PATIENTS AND METHODS

• ? A sequential cohort series of 540 surgical specimens removed because of BPH‐related symptoms, including simple prostatectomy (374 men) and transurethral resection of the prostate (166), comprised the study group.
• ? All men had histological diagnosis of BPH and received surgical therapy only. None of the men had had previous surgery or granulomatous prostatitis.
• ? The mean (range) age at diagnosis was 67.8 (38–89) years.

RESULTS

• ? Lymphocytic vasculitis of the prostate was present in 67 (12.4 %) of 540 specimens. It was seen in a variable number of small‐ to medium‐sized parenchyma arteries with segmental to transmural lymphocytic inflammation, within the morphological spectrum of a polyarteritis nodosa (PAN)‐like lesion seen at the periphery of BPH nodules.
• ? In four cases, focal fibrinoid necrosis was seen in vessels with otherwise typical lymphocytic vasculitis features. Immunohistochemical staining showed a T cell predominant polymorphic cellular infiltrate with a minor component of B cells and monocytes.

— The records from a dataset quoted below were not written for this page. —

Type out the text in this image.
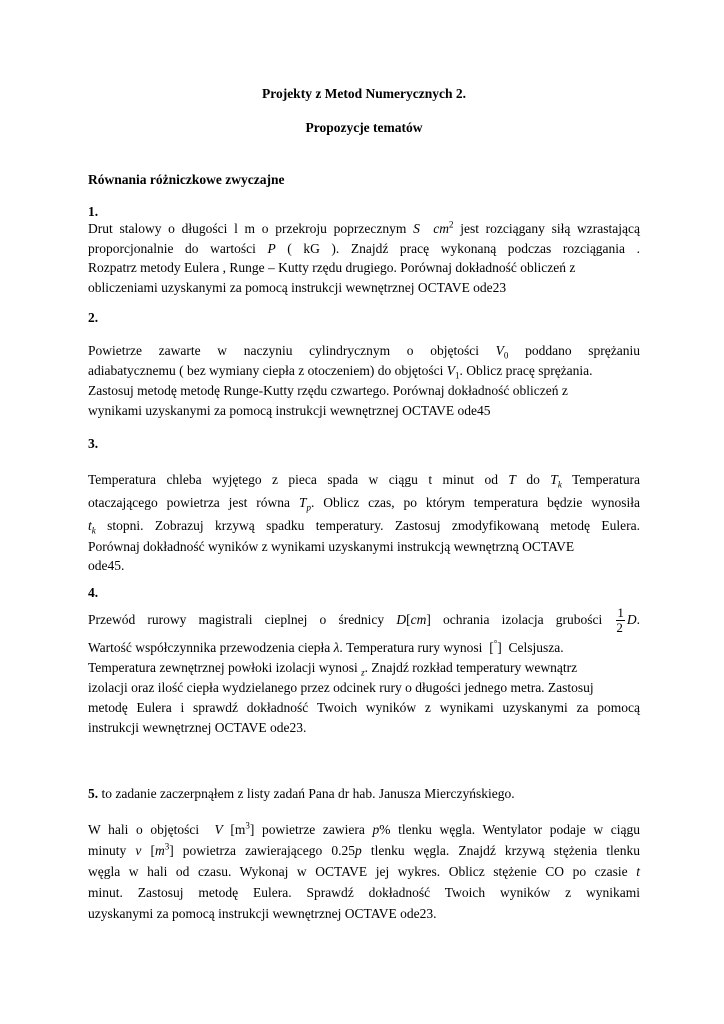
Projekty z Metod Numerycznych 2.
Propozycje tematów
Równania różniczkowe zwyczajne
1.
Drut stalowy o długości l m o przekroju poprzecznym S $cm^2$ jest rozciągany siłą wzrastającą
proporcjonalnie do wartości P ( kG ). Znajdź pracę wykonaną podczas rozciągania .
Rozpatrz metody Eulera , Runge – Kutty rzędu drugiego. Porównaj dokładność obliczeń z
obliczeniami uzyskanymi za pomocą instrukcji wewnętrznej OCTAVE ode23
2.
Powietrze zawarte w naczyniu cylindrycznym o objętości $V_0$ poddano sprężaniu
adiabatycznemu ( bez wymiany ciepła z otoczeniem) do objętości $V_1$. Oblicz pracę sprężania.
Zastosuj metodę metodę Runge-Kutty rzędu czwartego. Porównaj dokładność obliczeń z
wynikami uzyskanymi za pomocą instrukcji wewnętrznej OCTAVE ode45
3.
Temperatura chleba wyjętego z pieca spada w ciągu t minut od T do $T_k$ Temperatura
otaczającego powietrza jest równa $T_p$. Oblicz czas, po którym temperatura będzie wynosiła
$t_k$ stopni. Zobrazuj krzywą spadku temperatury. Zastosuj zmodyfikowaną metodę Eulera.
Porównaj dokładność wyników z wynikami uzyskanymi instrukcją wewnętrzną OCTAVE
ode45.
4.
Przewód rurowy magistrali cieplnej o średnicy D[cm] ochrania izolacja grubości $\frac{1}{2} D$.
Wartość współczynnika przewodzenia ciepła λ. Temperatura rury wynosi  [°]  Celsjusza.
Temperatura zewnętrznej powłoki izolacji wynosi $_z$. Znajdź rozkład temperatury wewnątrz
izolacji oraz ilość ciepła wydzielanego przez odcinek rury o długości jednego metra. Zastosuj
metodę Eulera i sprawdź dokładność Twoich wyników z wynikami uzyskanymi za pomocą
instrukcji wewnętrznej OCTAVE ode23.
5. to zadanie zaczerpnąłem z listy zadań Pana dr hab. Janusza Mierczyńskiego.
W hali o objętości V $[m^3]$ powietrze zawiera p% tlenku węgla. Wentylator podaje w ciągu
minuty v $[m^3]$ powietrza zawierającego 0.25p tlenku węgla. Znajdź krzywą stężenia tlenku
węgla w hali od czasu. Wykonaj w OCTAVE jej wykres. Oblicz stężenie CO po czasie t
minut. Zastosuj metodę Eulera. Sprawdź dokładność Twoich wyników z wynikami
uzyskanymi za pomocą instrukcji wewnętrznej OCTAVE ode23.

Six cases additionally had eosinophils (<1% of inflammatory cells).
• ? Lymphocytic vasculitis of the prostate was present in 14 (93.3%) of 15 specimens with prostatic infarction (P < 0.001) with a risk of 124.68 (odds ratio [OR]; 95% confidence interval [CI] 16.07–967.07) as compared with BPH cases not associated with lymphocytic vasculitis. Logistic regression multivariate analysis selected both lymphocytic vasculitis of the prostate and patient age as significant predictors of prostate infarction with lymphocytic vasculitis being the most significant (P < 0.001; OR 128.12; 95% CI 16.298–1007.202). Follow‐up information was available in all cases, range 2–16 years, and none of the patients developed systemic disease.
• ? A validation set of 1665 additional cases including radical prostatectomy, cystoprostatectomy, and needle biopsies showed lymphocytic vasculitis of the prostate being associated to prostate infarction on univariate and multivariate logistic regression (P < 0.001; OR 228.34; 95% CI 45.17–1154.22) analyses.

CONCLUSIONS

• ? Lymphocytic vasculitis in men with BPH is associated with prostatic infarction and should be considered a form of localised vasculitis with PAN‐like morphology that does not necessitate additional evaluation for systemic disease.
• ? The potential clinical relevance of lymphocytic vasculitis warrants further investigation.